It’s difficult to imagine the Great Bambino attempting to steal a base, let alone one in such a crucial moment. But he did, and he failed.
In reviewing box scores from long, long ago I marveled at how much information could be retrieved with just a few key strokes. I also was shocked at how much the National Pastime had changed. In short, today’s games are starting much later and definitely lasting much longer.
In 1926, it took just a grand total of about 15 hours to play seven games – with three finishing between 1 hour, 41 minutes and 1 hour, 48 minutes. The longest in the set was 2:38.
This year, six games took nearly 20 hours to complete. Five games lasted more than three hours – the two longest being 3:54 and 3:34 – and only one was played in less than three, clocking in at 2:52.

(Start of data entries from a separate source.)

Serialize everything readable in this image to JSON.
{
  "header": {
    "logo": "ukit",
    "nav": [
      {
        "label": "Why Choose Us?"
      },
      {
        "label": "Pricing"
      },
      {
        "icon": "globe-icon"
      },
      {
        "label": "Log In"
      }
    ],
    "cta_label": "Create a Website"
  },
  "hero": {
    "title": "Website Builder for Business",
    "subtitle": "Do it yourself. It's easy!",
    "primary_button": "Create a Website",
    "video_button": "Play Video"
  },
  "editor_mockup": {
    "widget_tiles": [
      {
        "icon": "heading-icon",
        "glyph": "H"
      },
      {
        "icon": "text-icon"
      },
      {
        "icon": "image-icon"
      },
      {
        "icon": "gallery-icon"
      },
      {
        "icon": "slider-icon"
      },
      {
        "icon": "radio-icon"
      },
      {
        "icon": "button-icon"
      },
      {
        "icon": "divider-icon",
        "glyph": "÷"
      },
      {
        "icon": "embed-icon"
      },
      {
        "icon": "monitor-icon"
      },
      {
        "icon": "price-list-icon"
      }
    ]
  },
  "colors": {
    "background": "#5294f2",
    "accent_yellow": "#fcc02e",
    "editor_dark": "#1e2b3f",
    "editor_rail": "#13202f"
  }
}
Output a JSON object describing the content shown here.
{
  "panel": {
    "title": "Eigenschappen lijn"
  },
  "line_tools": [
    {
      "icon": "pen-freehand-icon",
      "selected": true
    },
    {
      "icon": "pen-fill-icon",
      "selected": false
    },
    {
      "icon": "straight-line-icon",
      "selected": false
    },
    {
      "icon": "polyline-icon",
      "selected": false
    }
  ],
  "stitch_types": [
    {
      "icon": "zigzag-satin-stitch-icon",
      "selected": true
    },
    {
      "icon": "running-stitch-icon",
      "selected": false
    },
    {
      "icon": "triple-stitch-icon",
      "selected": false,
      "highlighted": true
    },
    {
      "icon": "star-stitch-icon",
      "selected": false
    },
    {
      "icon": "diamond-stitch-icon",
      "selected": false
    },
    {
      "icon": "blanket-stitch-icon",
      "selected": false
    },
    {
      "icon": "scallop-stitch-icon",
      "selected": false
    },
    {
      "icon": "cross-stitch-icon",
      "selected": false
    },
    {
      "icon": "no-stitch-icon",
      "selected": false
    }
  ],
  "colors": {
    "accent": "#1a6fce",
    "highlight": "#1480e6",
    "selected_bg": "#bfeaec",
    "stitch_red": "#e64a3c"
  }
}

Some would quickly point out the comparison is one of apples and oranges, which would be somewhat true. While television and radio broadcasts make the games available to more fans, the never-ending string of commercials has made them seem interminably long.
Another major time-consuming change involves use of relief pitchers. Back in ’26, the Cardinals recorded five complete games and had only 12 different appearances by its pitching staff in seven games. The Yankees, meanwhile, had two complete games and its staff had a total of 16 appearances.
In 2013, there were no complete games. St. Louis’ staff had a combined 30 appearances, compared to 26 for Boston.
Changing pitchers and allowing them time to warm up gobbles up a lot of time, a trend that is unlikely to be reversed. Today’s starters, if all goes well, get about 100 pitchers and their night is over.
Batters are at fault as well with their extended gyrations – oftentimes displayed after each pitch to the plate. How boring.